In [0]:
# ======================================================
# 1. Função para extrair dados de API REST e converter em DataFrame Spark
# ======================================================
import requests
import json
from pyspark.sql.functions import col, lit, when

def extract_api_to_df(url, spark):
    response = requests.get(url)
    if response.status_code == 200:
        data = response.json()
    else:
        raise Exception(f"Erro ao acessar API {url}: {response.status_code}")
    
    rdd = spark.sparkContext.parallelize([json.dumps(data)])
    return spark.read.json(rdd)

# ======================================================
# 2. API Rest Countries
# ======================================================
url_countries = "https://restcountries.com/v3.1/all"
df_raw_countries = extract_api_to_df(url_countries, spark)
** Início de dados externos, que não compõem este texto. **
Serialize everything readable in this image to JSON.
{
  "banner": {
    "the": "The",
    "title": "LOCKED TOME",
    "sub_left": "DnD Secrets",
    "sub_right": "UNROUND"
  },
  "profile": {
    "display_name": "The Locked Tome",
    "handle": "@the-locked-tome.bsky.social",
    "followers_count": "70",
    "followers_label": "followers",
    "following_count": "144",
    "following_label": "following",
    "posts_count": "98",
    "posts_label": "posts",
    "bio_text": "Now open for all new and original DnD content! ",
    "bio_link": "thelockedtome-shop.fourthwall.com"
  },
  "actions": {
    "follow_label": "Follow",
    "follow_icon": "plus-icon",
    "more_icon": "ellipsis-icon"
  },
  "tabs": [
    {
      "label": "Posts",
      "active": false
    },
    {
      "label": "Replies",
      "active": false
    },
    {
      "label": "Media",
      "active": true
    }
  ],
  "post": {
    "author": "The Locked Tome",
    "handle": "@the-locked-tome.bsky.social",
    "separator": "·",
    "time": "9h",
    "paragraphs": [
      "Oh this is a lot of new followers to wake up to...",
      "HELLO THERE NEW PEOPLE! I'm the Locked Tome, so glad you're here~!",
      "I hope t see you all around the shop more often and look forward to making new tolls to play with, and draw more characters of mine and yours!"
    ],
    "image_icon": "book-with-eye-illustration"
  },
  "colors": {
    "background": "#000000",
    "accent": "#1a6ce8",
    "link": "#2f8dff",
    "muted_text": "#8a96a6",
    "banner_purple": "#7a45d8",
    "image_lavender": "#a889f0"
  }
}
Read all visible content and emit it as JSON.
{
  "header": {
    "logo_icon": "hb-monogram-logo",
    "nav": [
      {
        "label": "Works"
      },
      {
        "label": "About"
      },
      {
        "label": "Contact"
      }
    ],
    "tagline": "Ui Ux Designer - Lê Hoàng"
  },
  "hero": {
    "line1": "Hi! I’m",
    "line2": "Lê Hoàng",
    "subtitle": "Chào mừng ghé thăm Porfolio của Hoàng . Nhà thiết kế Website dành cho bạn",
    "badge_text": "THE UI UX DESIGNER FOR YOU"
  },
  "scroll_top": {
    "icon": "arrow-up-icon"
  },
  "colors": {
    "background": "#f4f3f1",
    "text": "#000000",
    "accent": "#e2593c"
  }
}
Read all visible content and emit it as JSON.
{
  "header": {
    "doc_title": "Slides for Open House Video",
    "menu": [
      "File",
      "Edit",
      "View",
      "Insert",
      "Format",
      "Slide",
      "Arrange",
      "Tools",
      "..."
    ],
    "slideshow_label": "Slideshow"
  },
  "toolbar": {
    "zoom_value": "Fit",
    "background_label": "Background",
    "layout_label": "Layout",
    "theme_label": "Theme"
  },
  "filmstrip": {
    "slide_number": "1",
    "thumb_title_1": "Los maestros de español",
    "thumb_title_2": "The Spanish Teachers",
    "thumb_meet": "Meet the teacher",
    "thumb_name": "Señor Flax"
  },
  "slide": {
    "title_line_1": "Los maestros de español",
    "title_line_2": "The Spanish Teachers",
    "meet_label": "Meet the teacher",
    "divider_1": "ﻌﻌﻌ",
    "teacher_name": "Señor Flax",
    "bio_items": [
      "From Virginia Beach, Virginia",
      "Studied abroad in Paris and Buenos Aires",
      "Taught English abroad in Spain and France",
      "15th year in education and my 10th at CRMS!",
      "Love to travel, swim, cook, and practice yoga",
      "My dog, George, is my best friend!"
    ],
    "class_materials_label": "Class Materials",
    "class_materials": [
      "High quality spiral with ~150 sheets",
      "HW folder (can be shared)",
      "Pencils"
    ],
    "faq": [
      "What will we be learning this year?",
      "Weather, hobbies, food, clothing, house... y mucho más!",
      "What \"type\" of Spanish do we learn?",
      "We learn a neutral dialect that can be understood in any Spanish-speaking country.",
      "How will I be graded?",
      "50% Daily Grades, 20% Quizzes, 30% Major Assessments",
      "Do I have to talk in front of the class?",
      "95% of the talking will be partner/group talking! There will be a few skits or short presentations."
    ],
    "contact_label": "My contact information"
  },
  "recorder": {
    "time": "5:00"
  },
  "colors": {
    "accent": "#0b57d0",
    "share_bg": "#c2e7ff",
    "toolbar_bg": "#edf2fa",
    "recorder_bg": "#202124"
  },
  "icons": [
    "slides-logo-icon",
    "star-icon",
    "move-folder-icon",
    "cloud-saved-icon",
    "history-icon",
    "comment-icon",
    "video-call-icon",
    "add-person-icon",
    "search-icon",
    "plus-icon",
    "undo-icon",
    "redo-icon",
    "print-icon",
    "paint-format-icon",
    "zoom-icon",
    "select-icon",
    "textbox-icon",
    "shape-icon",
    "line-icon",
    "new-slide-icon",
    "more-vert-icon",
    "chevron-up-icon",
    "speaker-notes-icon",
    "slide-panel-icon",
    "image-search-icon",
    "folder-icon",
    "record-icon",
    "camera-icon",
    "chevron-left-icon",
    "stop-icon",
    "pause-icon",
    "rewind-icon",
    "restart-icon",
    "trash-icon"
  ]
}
df_countries = df_raw_countries.selectExpr(
    "cca3 as country_code",
    "name.common as country_name",
    "region",
    "subregion",
    "population",
    "area",
    "capital[0] as capital",
    "languages"
)

df_countries = df_countries.withColumn(
    "population_density",
    when(col("area") > 0, col("population") / col("area")).otherwise(lit(None))
)

display(df_countries.limit(10))  # Databricks exibe bonitinho

# ======================================================
# 3. API SpaceX Launchpads
# ======================================================
url_spacex = "https://api.spacexdata.com/v4/launchpads"
df_raw_spacex = extract_api_to_df(url_spacex, spark)

df_spacex = df_raw_spacex.selectExpr(
    "id as launchpad_id",
    "name as launchpad_name",
    "locality",
    "region as launchpad_region",
    "full_name",
    "latitude",
    "longitude",
    "status",
    "launch_attempts",
    "launch_successes",
    "timezone"
)

display(df_spacex.limit(10))

# ======================================================
# 4. Integração dos dados (SpaceX x Countries)
# ======================================================
df_join = df_spacex.join(
    df_countries,
    df_spacex.launchpad_region == df_countries.region,
    "left"
)

display(df_join.select(
    "launchpad_name", "launchpad_region", "country_name", "population", "capital"
).limit(10))

# ======================================================
# 5. Persistência no Databricks (Delta Lake ou Parquet)
# ======================================================
df_countries.write.format("delta").mode("overwrite").save("/mnt/datalake/countries_data")
df_spacex.write.format("delta").mode("overwrite").save("/mnt/datalake/spacex_launchpads")
df_join.write.format("delta").mode("overwrite").save("/mnt/datalake/spacex_countries_join")